Sex offender to serve 6 months for ‘serious’ sex assault
Anthony Lyons, aged 51, was also ordered by Judge Desmond Hogan to pay his victim €75,000 in compensation.
Lyons, of Griffith Avenue in Dublin, pleaded not guilty at Dublin Circuit Criminal Court to the sexual assault of the 27-year-old woman in the early hours of Oct 3, 2010.
He was head of the aviation company, Santos Dumont, before stepping aside after being charged.
Lyons admitted the attack but claimed he was overcome with an “irresistible urge” due to the combination of alcohol, the cholesterol medicine, Rosuvastatin, and cough syrup.
Judge Hogan accepted that Lyons had not contested the facts of the woman’s allegation and his legal team had told the judge on the first day of the trial that they did not require the victim to give evidence. She, however, decided to take the stand.
Judge Hogan said the jury had rejected Lyons’s claim it was the effects of a combination of his recently prescribed Rosuvastatin, with alcohol and cough syrup, which “left him being unable to resist what he did”.
He said he had “no doubt” it was a serious offence which had involved “violence of a seriously frightening nature”.
“He had rugby tackled this young lady to the ground in a dark area under trees on a quiet road,” Judge Hogan said before he commented that the effects of what happened to her will continue “beyond any sentence I can impose”.
“The long abiding psychological trauma suffered by her is perhaps seriously greater than the physical injuries she sustained,” the judge commented.
“There is little doubt that a very serious wrong has been done on her by a person who has expressed remorse, has been hitherto of good character, is well regarded and is unlikely to re-offend,” Judge Hogan said, having considered a psychiatric report, a probation report and “a myriad of testimonials” that had been prepared for the sentence hearing.
He said there was a provision under section 6 of the 1993 Criminal Justice Act, which allows a judge to order that compensation be made to a victim for any personal or psychological injuries they may have suffered.
“I think he should pay something back, not only to society but also to the injured party,” Judge Hogan said before he added “this is not a matter of compensation being offered with a view to being treated more favourably by the court, this is an order being made by the court.”
Judge Hogan said a custodial sentence was warranted but having regard to the compensation order of €75,000, and other “mitigating factors”, he suspended all but six months of that term.
He registered Lyons as a sex offender at a previous hearing and noted that this was a punishment in itself. He also ordered he be of good behaviour for two years upon his release and remain under supervision of the Probation Service for 12 months.
The eight-day trial heard extensive expert evidence on the potential effects of the cholesterol drug.
The jury took just over three hours to reject the defence claim that the medicine caused Lyons to lose control of his actions and attack the woman.
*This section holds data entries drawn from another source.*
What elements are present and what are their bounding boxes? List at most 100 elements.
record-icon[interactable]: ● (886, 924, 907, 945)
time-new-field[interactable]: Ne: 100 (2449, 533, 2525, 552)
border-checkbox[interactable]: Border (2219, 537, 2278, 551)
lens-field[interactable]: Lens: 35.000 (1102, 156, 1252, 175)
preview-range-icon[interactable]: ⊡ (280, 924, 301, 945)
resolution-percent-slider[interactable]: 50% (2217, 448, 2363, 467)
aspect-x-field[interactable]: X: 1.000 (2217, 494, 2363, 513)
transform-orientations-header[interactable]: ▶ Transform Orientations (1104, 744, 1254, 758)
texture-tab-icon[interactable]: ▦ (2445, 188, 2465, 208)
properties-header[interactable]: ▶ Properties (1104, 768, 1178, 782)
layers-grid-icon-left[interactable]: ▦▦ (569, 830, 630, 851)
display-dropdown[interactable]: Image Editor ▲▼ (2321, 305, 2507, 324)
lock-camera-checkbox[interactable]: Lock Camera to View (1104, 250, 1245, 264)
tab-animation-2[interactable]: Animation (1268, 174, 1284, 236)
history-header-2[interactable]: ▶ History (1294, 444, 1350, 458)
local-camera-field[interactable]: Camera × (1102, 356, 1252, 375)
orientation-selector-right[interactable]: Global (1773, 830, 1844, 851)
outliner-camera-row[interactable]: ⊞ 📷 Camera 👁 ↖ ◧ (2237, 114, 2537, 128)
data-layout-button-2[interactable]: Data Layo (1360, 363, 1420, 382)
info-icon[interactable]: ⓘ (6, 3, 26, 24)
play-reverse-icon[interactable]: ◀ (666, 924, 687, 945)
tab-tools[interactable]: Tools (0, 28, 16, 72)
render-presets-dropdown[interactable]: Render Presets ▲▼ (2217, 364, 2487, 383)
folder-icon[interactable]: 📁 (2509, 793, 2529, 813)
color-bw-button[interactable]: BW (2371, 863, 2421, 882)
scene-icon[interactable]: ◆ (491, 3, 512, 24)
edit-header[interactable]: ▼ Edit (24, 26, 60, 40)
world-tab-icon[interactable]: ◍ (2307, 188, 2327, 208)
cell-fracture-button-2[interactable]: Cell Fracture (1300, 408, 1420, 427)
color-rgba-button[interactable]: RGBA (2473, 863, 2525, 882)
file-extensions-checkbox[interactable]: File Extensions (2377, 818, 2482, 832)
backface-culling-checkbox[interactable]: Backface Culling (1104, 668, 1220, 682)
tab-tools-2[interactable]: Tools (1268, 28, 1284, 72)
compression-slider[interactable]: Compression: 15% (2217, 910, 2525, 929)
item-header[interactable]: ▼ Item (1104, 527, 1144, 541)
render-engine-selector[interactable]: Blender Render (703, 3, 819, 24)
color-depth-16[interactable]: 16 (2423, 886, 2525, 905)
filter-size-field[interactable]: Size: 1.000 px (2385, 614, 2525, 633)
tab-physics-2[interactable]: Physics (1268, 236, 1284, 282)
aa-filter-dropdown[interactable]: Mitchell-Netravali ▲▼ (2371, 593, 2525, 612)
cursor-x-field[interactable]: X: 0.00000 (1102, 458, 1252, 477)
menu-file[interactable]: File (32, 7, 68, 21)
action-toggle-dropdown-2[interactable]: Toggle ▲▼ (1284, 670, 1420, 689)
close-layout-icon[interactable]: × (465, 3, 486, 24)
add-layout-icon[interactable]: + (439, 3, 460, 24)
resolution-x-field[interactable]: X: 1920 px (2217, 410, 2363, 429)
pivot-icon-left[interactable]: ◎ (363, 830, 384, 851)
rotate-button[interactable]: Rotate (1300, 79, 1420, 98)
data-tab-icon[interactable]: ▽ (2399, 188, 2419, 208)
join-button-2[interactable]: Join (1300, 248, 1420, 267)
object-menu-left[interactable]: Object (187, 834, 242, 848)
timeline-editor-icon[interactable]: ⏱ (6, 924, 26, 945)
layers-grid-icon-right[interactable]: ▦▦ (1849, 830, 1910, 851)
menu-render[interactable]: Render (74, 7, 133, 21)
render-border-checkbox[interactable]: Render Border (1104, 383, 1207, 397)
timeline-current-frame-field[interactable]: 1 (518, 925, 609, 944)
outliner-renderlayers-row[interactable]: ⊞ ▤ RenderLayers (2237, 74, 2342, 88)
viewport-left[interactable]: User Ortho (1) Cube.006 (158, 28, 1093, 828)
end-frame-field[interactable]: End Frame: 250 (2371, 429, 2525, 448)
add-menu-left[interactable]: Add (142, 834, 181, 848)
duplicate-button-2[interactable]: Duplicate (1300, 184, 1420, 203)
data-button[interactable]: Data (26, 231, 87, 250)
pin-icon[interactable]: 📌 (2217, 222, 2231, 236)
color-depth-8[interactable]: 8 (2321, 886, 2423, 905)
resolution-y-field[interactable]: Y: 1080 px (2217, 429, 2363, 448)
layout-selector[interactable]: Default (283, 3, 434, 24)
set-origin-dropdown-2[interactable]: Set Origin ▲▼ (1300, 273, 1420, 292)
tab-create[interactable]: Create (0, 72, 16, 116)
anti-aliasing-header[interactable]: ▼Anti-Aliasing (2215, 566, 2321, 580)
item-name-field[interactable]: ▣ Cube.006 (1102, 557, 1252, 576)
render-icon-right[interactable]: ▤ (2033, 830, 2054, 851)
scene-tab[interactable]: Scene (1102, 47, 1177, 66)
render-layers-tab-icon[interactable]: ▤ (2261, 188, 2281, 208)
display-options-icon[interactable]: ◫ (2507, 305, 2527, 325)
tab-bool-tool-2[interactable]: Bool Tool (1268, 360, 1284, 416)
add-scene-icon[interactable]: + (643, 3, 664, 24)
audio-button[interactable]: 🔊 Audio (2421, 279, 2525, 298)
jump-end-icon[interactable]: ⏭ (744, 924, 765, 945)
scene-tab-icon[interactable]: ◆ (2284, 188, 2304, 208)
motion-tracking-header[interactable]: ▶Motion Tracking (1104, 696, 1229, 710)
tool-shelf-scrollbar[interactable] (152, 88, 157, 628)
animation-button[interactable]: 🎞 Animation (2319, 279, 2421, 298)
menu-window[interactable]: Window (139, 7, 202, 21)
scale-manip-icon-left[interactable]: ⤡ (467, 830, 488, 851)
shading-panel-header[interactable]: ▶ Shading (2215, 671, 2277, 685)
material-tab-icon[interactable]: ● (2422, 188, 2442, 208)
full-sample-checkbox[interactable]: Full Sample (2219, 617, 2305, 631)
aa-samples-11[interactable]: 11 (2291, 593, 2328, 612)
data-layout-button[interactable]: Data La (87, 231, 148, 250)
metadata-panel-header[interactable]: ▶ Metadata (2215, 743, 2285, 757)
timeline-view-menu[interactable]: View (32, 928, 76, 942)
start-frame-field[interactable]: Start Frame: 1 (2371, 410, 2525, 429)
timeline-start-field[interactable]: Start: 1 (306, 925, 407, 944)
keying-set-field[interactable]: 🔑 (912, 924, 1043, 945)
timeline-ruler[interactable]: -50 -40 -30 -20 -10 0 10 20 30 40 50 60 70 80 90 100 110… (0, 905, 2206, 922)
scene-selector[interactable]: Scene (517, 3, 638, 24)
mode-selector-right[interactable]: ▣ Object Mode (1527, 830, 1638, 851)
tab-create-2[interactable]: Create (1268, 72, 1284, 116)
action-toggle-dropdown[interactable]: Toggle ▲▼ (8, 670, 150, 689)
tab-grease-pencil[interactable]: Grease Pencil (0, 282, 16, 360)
The victim was walking along a north Dublin street when Lyons came up behind her and put his arm around her before asking if she would be okay getting home. He then rugby tackled her to the ground.
“As he was trying to push me into dark area where the wooded area is, I hit him over the head with my phone as hard as I could,” she said. “I was screaming ‘no, no, no’ and ‘help’ and everything I could think of.”
The woman said she was face down on the ground while Lyons was groping and fondling her from behind. She said his full weight was on her and she couldn’t move.
“I said at one point I was pregnant and asked him to stop,” she said.
The woman said while Lyons was struggling to remove her underwear, she phoned gardaí and told them she was being raped. She said she was fondled and digitally penetrated during the attack until a passer-by came to her aid causing Lyons to flee.
Gardaí were immediately alerted and Lyons was arrested nearby. He initially completely denied the offence and was released on bail. Several months later he handed a statement to gardaí admitting the attack but claiming he was overcome with an “irresistible urge” brought on by the cholesterol medication he had started taking the day before.
Because of his admissions, most of the trial focused on whether the drug Rosuvastatin was to blame for Lyons’ actions.
A medical expert for the prosecution, Professor Alice Stanton, who is a specialist in clinical pharmacology, told the jury that there is no evidence that cholesterol medication can cause increased aggression and that even if it did, Lyons was not on it long enough for it to take effect.